Ali Rahimi, a researcher in artificial intelligence (AI) at Google in San Francisco, California, took a swipe at his field last December—and received a 40-second ovation for it. Speaking at an AI conference, Rahimi charged that machine learning algorithms, in which computers learn through trial and error, have become a form of "alchemy." Researchers, he said, do not know why some algorithms work and others don't, nor do they have rigorous criteria for choosing one AI architecture over another. Now, in a paper presented on 30 April at the International Conference on Learning Representations in Vancouver, Canada, Rahimi and his collaborators document examples of what they see as the alchemy problem and offer prescriptions for bolstering AI's rigor.
"There's an anguish in the field," Rahimi says. "Many of us feel like we're operating on an alien technology."
The issue is distinct from AI's reproducibility problem, in which researchers can't replicate each other's results because of inconsistent experimental and publication practices. It also differs from the "black box" or "interpretability" problem in machine learning: the difficulty of explaining how a particular AI has come to its conclusions. As Rahimi puts it, "I'm trying to draw a distinction between a machine learning system that's a black box and an entire field that's become a black box."
Without deep understanding of the basic tools needed to build and train new algorithms, he says, researchers creating AIs resort to hearsay, like medieval alchemists. "People gravitate around cargo-cult practices," relying on "folklore and magic spells," adds François Chollet, a computer scientist at Google in Mountain View, California. For example, he says, they adopt pet methods to tune their AIs' "learning rates"—how much an algorithm corrects itself after each mistake—without understanding why one is better than others. In other cases, AI researchers training their algorithms are simply stumbling in the dark. For example, they implement what's called "stochastic gradient descent" in order to optimize an algorithm's parameters for the lowest possible failure rate. Yet despite thousands of academic papers on the subject, and countless ways of applying the method, the process still relies on trial and error.
Rahimi's paper highlights the wasted effort and suboptimal performance that can result. For example, it notes that when other researchers stripped most of the complexity from a state-of-the-art language translation algorithm, it actually translated from English to German or French better and more efficiently, showing that its creators didn't fully grasp what those extra parts were good for. Conversely, sometimes the bells and whistles tacked onto an algorithm are the only good parts, says Ferenc Huszár, a machine learning researcher at Twitter in London. In some cases, he says, the core of an algorithm is technically flawed, implying that its good results are "attributable entirely to other tricks applied on top."
Rahimi offers several suggestions for learning which algorithms work best, and when. For starters, he says, researchers should conduct "ablation studies" like those done with the translation algorithm: deleting parts of an algorithm one at a time to see the function of each component.

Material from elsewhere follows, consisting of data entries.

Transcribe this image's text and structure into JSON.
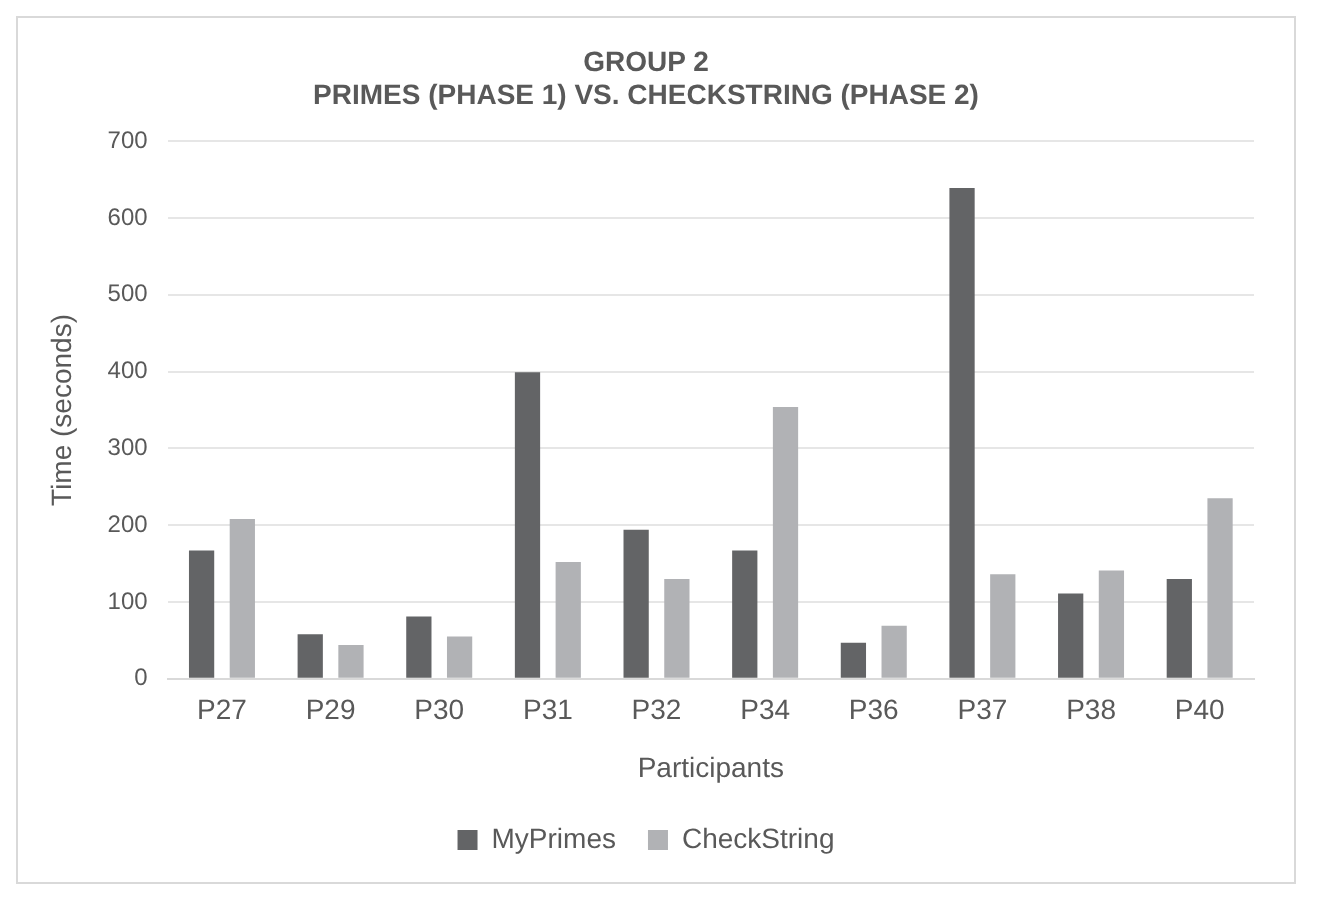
{
  "chart_data": {
    "type": "bar",
    "title": "GROUP 2\nPRIMES (PHASE 1) VS. CHECKSTRING (PHASE 2)",
    "xlabel": "Participants",
    "ylabel": "Time (seconds)",
    "categories": [
      "P27",
      "P29",
      "P30",
      "P31",
      "P32",
      "P34",
      "P36",
      "P37",
      "P38",
      "P40"
    ],
    "series": [
      {
        "name": "MyPrimes",
        "color": "#636466",
        "values": [
          167,
          58,
          81,
          399,
          194,
          167,
          47,
          639,
          111,
          130
        ]
      },
      {
        "name": "CheckString",
        "color": "#b1b2b5",
        "values": [
          208,
          44,
          55,
          152,
          130,
          354,
          69,
          136,
          141,
          235
        ]
      }
    ],
    "ylim": [
      0,
      700
    ],
    "yticks": [
      0,
      100,
      200,
      300,
      400,
      500,
      600,
      700
    ],
    "grid": "y",
    "legend": "bottom"
  }
}
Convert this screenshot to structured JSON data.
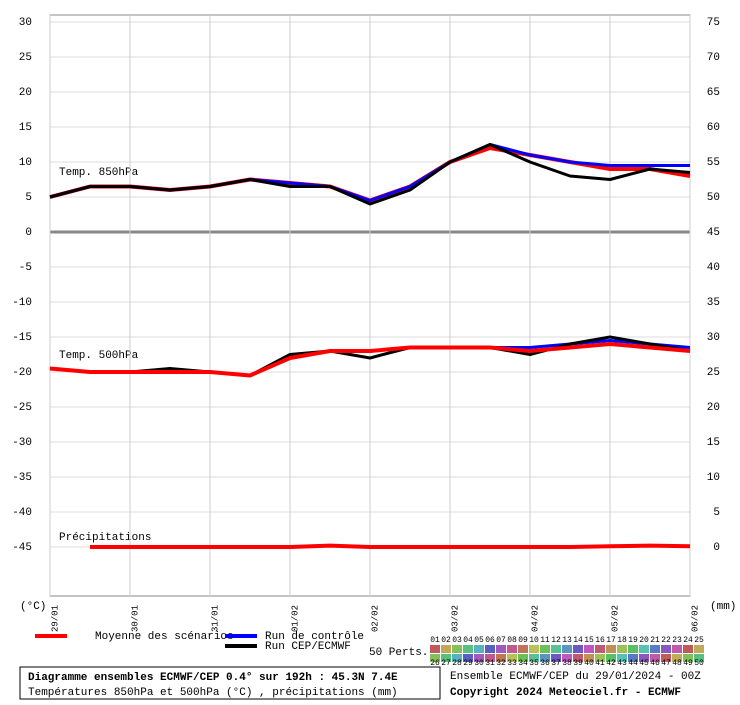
{
  "chart_data": {
    "type": "line",
    "title": "Diagramme ensembles ECMWF/CEP 0.4° sur 192h : 45.3N 7.4E",
    "subtitle": "Températures 850hPa et 500hPa (°C) , précipitations (mm)",
    "run_info": "Ensemble ECMWF/CEP du 29/01/2024 - 00Z",
    "copyright": "Copyright 2024 Meteociel.fr - ECMWF",
    "annotations": [
      "Temp. 850hPa",
      "Temp. 500hPa",
      "Précipitations"
    ],
    "y_unit": "(°C)",
    "y2_unit": "(mm)",
    "perturbations_label": "50 Perts.",
    "perturbations": [
      "01",
      "02",
      "03",
      "04",
      "05",
      "06",
      "07",
      "08",
      "09",
      "10",
      "11",
      "12",
      "13",
      "14",
      "15",
      "16",
      "17",
      "18",
      "19",
      "20",
      "21",
      "22",
      "23",
      "24",
      "25",
      "26",
      "27",
      "28",
      "29",
      "30",
      "31",
      "32",
      "33",
      "34",
      "35",
      "36",
      "37",
      "38",
      "39",
      "40",
      "41",
      "42",
      "43",
      "44",
      "45",
      "46",
      "47",
      "48",
      "49",
      "50"
    ],
    "x": [
      0,
      12,
      24,
      36,
      48,
      60,
      72,
      84,
      96,
      108,
      120,
      132,
      144,
      156,
      168,
      180,
      192
    ],
    "xlim": [
      0,
      192
    ],
    "xticks": [
      {
        "value": 0,
        "label": "29/01"
      },
      {
        "value": 24,
        "label": "30/01"
      },
      {
        "value": 48,
        "label": "31/01"
      },
      {
        "value": 72,
        "label": "01/02"
      },
      {
        "value": 96,
        "label": "02/02"
      },
      {
        "value": 120,
        "label": "03/02"
      },
      {
        "value": 144,
        "label": "04/02"
      },
      {
        "value": 168,
        "label": "05/02"
      },
      {
        "value": 192,
        "label": "06/02"
      }
    ],
    "ylim": [
      -52,
      31
    ],
    "yticks": [
      30,
      25,
      20,
      15,
      10,
      5,
      0,
      -5,
      -10,
      -15,
      -20,
      -25,
      -30,
      -35,
      -40,
      -45
    ],
    "y2lim": [
      -7,
      76
    ],
    "y2ticks": [
      75,
      70,
      65,
      60,
      55,
      50,
      45,
      40,
      35,
      30,
      25,
      20,
      15,
      10,
      5,
      0
    ],
    "grid": true,
    "series": [
      {
        "name": "Moyenne des scénarios",
        "color": "#ff0000",
        "values": [
          5,
          6.5,
          6.5,
          6,
          6.5,
          7.5,
          7,
          6.5,
          4.5,
          6.5,
          10,
          12,
          11,
          10,
          9,
          9,
          8
        ]
      },
      {
        "name": "Run de contrôle",
        "color": "#0000ff",
        "values": [
          5,
          6.5,
          6.5,
          6,
          6.5,
          7.5,
          7,
          6.5,
          4.5,
          6.5,
          10,
          12.5,
          11,
          10,
          9.5,
          9.5,
          9.5
        ]
      },
      {
        "name": "Run CEP/ECMWF",
        "color": "#000000",
        "values": [
          5,
          6.5,
          6.5,
          6,
          6.5,
          7.5,
          6.5,
          6.5,
          4,
          6,
          10,
          12.5,
          10,
          8,
          7.5,
          9,
          8.5
        ]
      },
      {
        "name": null,
        "color": "#0000ff",
        "values": [
          -19.5,
          -20,
          -20,
          -20,
          -20,
          -20.5,
          -18,
          -17,
          -17,
          -16.5,
          -16.5,
          -16.5,
          -16.5,
          -16,
          -15.5,
          -16,
          -16.5
        ]
      },
      {
        "name": null,
        "color": "#000000",
        "values": [
          -19.5,
          -20,
          -20,
          -19.5,
          -20,
          -20.5,
          -17.5,
          -17,
          -18,
          -16.5,
          -16.5,
          -16.5,
          -17.5,
          -16,
          -15,
          -16,
          -17
        ]
      },
      {
        "name": null,
        "color": "#ff0000",
        "values": [
          -19.5,
          -20,
          -20,
          -20,
          -20,
          -20.5,
          -18,
          -17,
          -17,
          -16.5,
          -16.5,
          -16.5,
          -17,
          -16.5,
          -16,
          -16.5,
          -17
        ]
      },
      {
        "name": null,
        "color": "#ff0000",
        "axis": "y2",
        "values": [
          null,
          0,
          0,
          0,
          0,
          0,
          0,
          0.2,
          0,
          0,
          0,
          0,
          0,
          0,
          0.1,
          0.2,
          0.1
        ]
      }
    ]
  }
}
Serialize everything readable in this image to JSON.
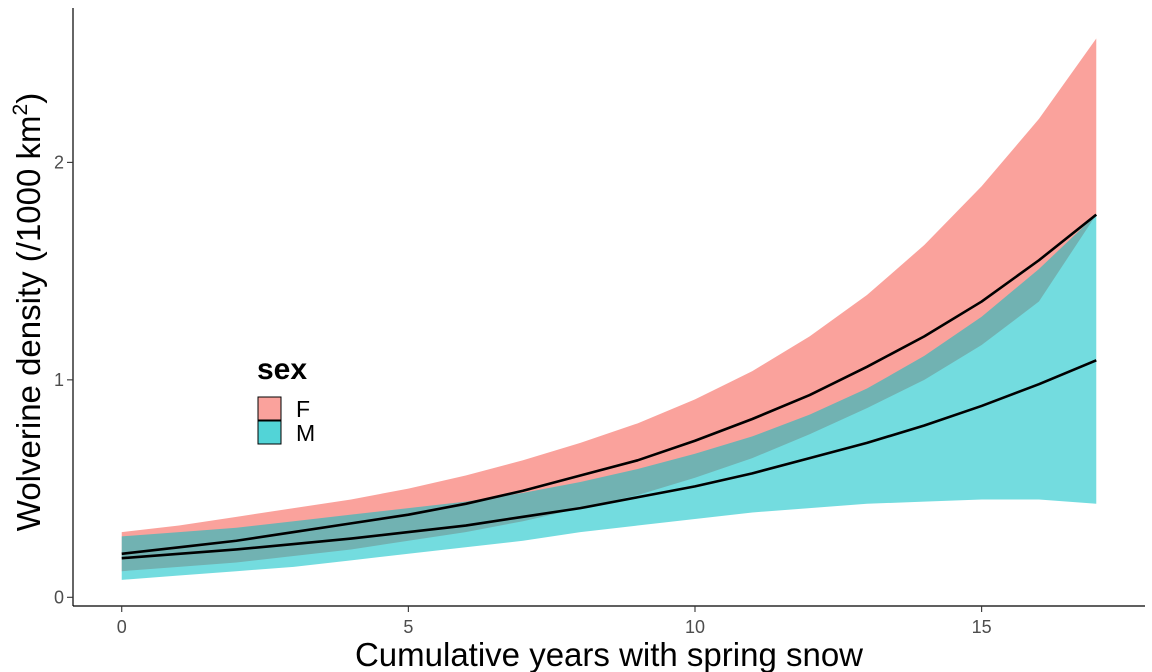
{
  "chart_data": {
    "type": "area",
    "title": "",
    "xlabel": "Cumulative years with spring snow",
    "ylabel_main": "Wolverine density (/1000 km",
    "ylabel_sup": "2",
    "ylabel_close": ")",
    "xlim": [
      -0.85,
      17.85
    ],
    "ylim": [
      -0.04,
      2.71
    ],
    "x_ticks": [
      0,
      5,
      10,
      15
    ],
    "x_tick_labels": [
      "0",
      "5",
      "10",
      "15"
    ],
    "y_ticks": [
      0,
      1,
      2
    ],
    "y_tick_labels": [
      "0",
      "1",
      "2"
    ],
    "grid": false,
    "legend": {
      "title": "sex",
      "placement": "inside-left",
      "entries": [
        {
          "label": "F",
          "color": "#F8766D"
        },
        {
          "label": "M",
          "color": "#00BFC4"
        }
      ]
    },
    "x": [
      0,
      1,
      2,
      3,
      4,
      5,
      6,
      7,
      8,
      9,
      10,
      11,
      12,
      13,
      14,
      15,
      16,
      17
    ],
    "series": [
      {
        "name": "F",
        "color": "#F8766D",
        "fill_opacity": 0.68,
        "mean": [
          0.2,
          0.23,
          0.26,
          0.3,
          0.34,
          0.38,
          0.43,
          0.49,
          0.56,
          0.63,
          0.72,
          0.82,
          0.93,
          1.06,
          1.2,
          1.36,
          1.55,
          1.76
        ],
        "lower": [
          0.12,
          0.14,
          0.16,
          0.19,
          0.22,
          0.26,
          0.3,
          0.35,
          0.41,
          0.47,
          0.55,
          0.64,
          0.75,
          0.87,
          1.0,
          1.16,
          1.36,
          1.76
        ],
        "upper": [
          0.3,
          0.33,
          0.37,
          0.41,
          0.45,
          0.5,
          0.56,
          0.63,
          0.71,
          0.8,
          0.91,
          1.04,
          1.2,
          1.39,
          1.62,
          1.89,
          2.2,
          2.57
        ]
      },
      {
        "name": "M",
        "color": "#00BFC4",
        "fill_opacity": 0.55,
        "mean": [
          0.18,
          0.2,
          0.22,
          0.245,
          0.27,
          0.3,
          0.33,
          0.37,
          0.41,
          0.46,
          0.51,
          0.57,
          0.64,
          0.71,
          0.79,
          0.88,
          0.98,
          1.09
        ],
        "lower": [
          0.08,
          0.1,
          0.12,
          0.14,
          0.17,
          0.2,
          0.23,
          0.26,
          0.3,
          0.33,
          0.36,
          0.39,
          0.41,
          0.43,
          0.44,
          0.45,
          0.45,
          0.43
        ],
        "upper": [
          0.28,
          0.3,
          0.32,
          0.35,
          0.38,
          0.41,
          0.44,
          0.48,
          0.53,
          0.59,
          0.66,
          0.74,
          0.84,
          0.96,
          1.11,
          1.29,
          1.51,
          1.76
        ]
      }
    ]
  }
}
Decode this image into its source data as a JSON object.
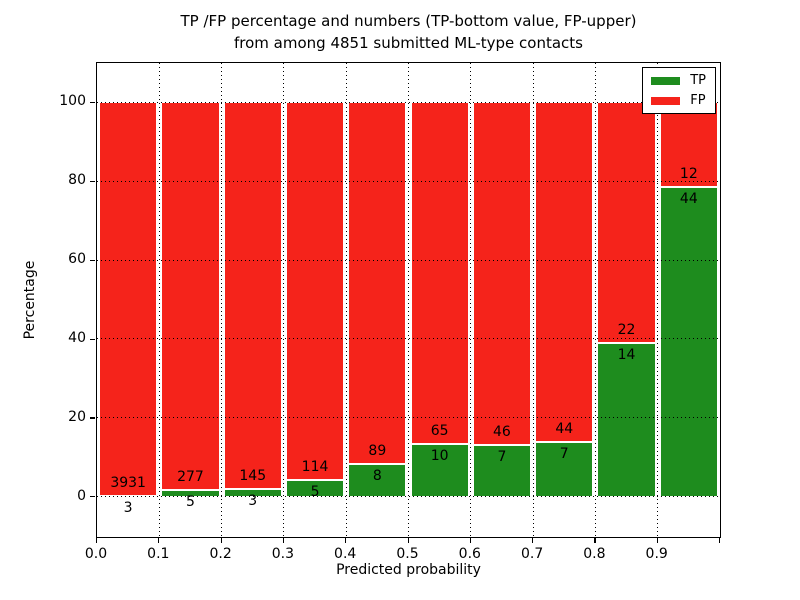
{
  "title": {
    "line1": "TP /FP percentage and numbers (TP-bottom value, FP-upper)",
    "line2": "from among 4851 submitted ML-type contacts"
  },
  "chart_data": {
    "type": "bar",
    "stacked": true,
    "normalized_to_percent": true,
    "title": "TP /FP percentage and numbers (TP-bottom value, FP-upper) from among 4851 submitted ML-type contacts",
    "xlabel": "Predicted probability",
    "ylabel": "Percentage",
    "bin_edges": [
      0.0,
      0.1,
      0.2,
      0.3,
      0.4,
      0.5,
      0.6,
      0.7,
      0.8,
      0.9,
      1.0
    ],
    "categories": [
      "0.0-0.1",
      "0.1-0.2",
      "0.2-0.3",
      "0.3-0.4",
      "0.4-0.5",
      "0.5-0.6",
      "0.6-0.7",
      "0.7-0.8",
      "0.8-0.9",
      "0.9-1.0"
    ],
    "series": [
      {
        "name": "TP",
        "color": "#1e8c1e",
        "values": [
          3,
          5,
          3,
          5,
          8,
          10,
          7,
          7,
          14,
          44
        ]
      },
      {
        "name": "FP",
        "color": "#f5231b",
        "values": [
          3931,
          277,
          145,
          114,
          89,
          65,
          46,
          44,
          22,
          12
        ]
      }
    ],
    "bar_value_labels_note": "TP count shown just below the TP/FP boundary, FP count just above it; each bar totals 100%",
    "total_contacts": 4851,
    "xlim": [
      0.0,
      1.0
    ],
    "ylim": [
      -10,
      110
    ],
    "xtick_labels": [
      "0.0",
      "0.1",
      "0.2",
      "0.3",
      "0.4",
      "0.5",
      "0.6",
      "0.7",
      "0.8",
      "0.9"
    ],
    "ytick_values": [
      0,
      20,
      40,
      60,
      80,
      100
    ],
    "grid": true,
    "grid_style": "dotted",
    "legend_position": "upper right"
  },
  "legend": {
    "items": [
      {
        "label": "TP",
        "color": "#1e8c1e"
      },
      {
        "label": "FP",
        "color": "#f5231b"
      }
    ]
  },
  "colors": {
    "tp_green": "#1e8c1e",
    "fp_red": "#f5231b",
    "text": "#000000",
    "background": "#ffffff"
  }
}
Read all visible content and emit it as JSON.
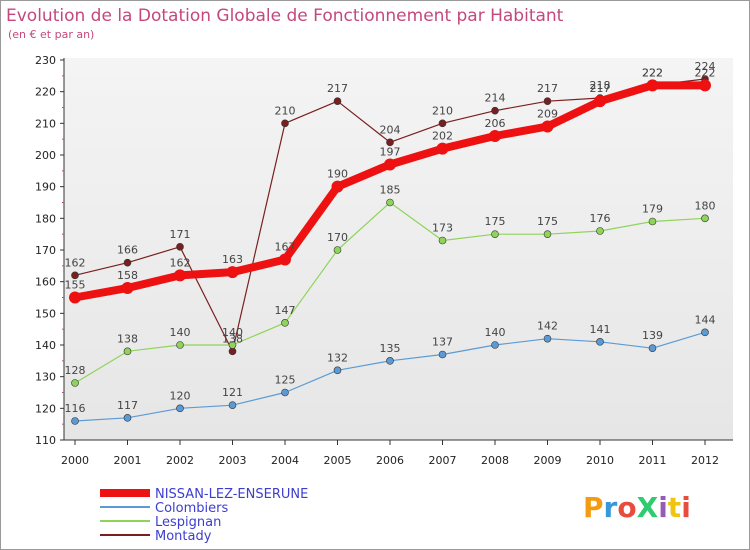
{
  "chart_data": {
    "type": "line",
    "title": "Evolution de la Dotation Globale de Fonctionnement par Habitant",
    "subtitle": "(en € et par an)",
    "x": [
      "2000",
      "2001",
      "2002",
      "2003",
      "2004",
      "2005",
      "2006",
      "2007",
      "2008",
      "2009",
      "2010",
      "2011",
      "2012"
    ],
    "ylim": [
      110,
      230
    ],
    "yticks": [
      110,
      120,
      130,
      140,
      150,
      160,
      170,
      180,
      190,
      200,
      210,
      220,
      230
    ],
    "series": [
      {
        "name": "Montady",
        "color": "#7a1f1f",
        "values": [
          162,
          166,
          171,
          138,
          210,
          217,
          204,
          210,
          214,
          217,
          218,
          222,
          224
        ]
      },
      {
        "name": "Lespignan",
        "color": "#8fd45a",
        "values": [
          128,
          138,
          140,
          140,
          147,
          170,
          185,
          173,
          175,
          175,
          176,
          179,
          180
        ]
      },
      {
        "name": "Colombiers",
        "color": "#5b9bd5",
        "values": [
          116,
          117,
          120,
          121,
          125,
          132,
          135,
          137,
          140,
          142,
          141,
          139,
          144
        ]
      },
      {
        "name": "NISSAN-LEZ-ENSERUNE",
        "color": "#ee1111",
        "values": [
          155,
          158,
          162,
          163,
          167,
          190,
          197,
          202,
          206,
          209,
          217,
          222,
          222
        ]
      }
    ],
    "legend": [
      "NISSAN-LEZ-ENSERUNE",
      "Colombiers",
      "Lespignan",
      "Montady"
    ],
    "legend_placement": "bottom-left",
    "grid": false
  },
  "logo": {
    "text": "ProXiti",
    "letters": [
      "P",
      "r",
      "o",
      "X",
      "i",
      "t",
      "i"
    ],
    "colors": [
      "#f39c12",
      "#3498db",
      "#e74c3c",
      "#2ecc71",
      "#9b59b6",
      "#f1c40f",
      "#e74c3c"
    ]
  }
}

He calls for "sliced analysis," in which an algorithm's performance is analyzed in detail to see how improvement in some areas might have a cost elsewhere. And he says researchers should test their algorithms with many different conditions and settings, and should report performances for all of them.
Ben Recht, a computer scientist at the University of California, Berkeley, and coauthor of Rahimi's alchemy keynote talk, says AI needs to borrow from physics, where researchers often shrink a problem down to a smaller "toy problem." "Physicists are amazing at devising simple experiments to root out explanations for phenomena," he says. Some AI researchers are already taking that approach, testing image recognition algorithms on small black-and-white handwritten characters before tackling large color photos, to better understand the algorithms' inner mechanics.
Csaba Szepesvári, a computer scientist at DeepMind in London, says the field also needs to reduce its emphasis on competitive testing. At present, a paper is more likely to be published if the reported algorithm beats some benchmark than if the paper sheds light on the software's inner workings, he says. That's how the fancy translation algorithm made it through peer review. "The purpose of science is to generate knowledge," he says. "You want to produce something that other people can take and build on."
Not everyone agrees with Rahimi and Recht's critique. Yann LeCun, Facebook's chief AI scientist in New York City, worries that shifting too much effort away from bleeding-edge techniques toward core understanding could slow innovation and discourage AI's real-world adoption. "It's not alchemy, it's engineering," he says. "Engineering is messy."
Recht sees a place for methodical and adventurous research alike. "We need both," he says. "We need to understand where failure points come so that we can build reliable systems, and we have to push the frontiers so that we can have even more impressive systems down the line."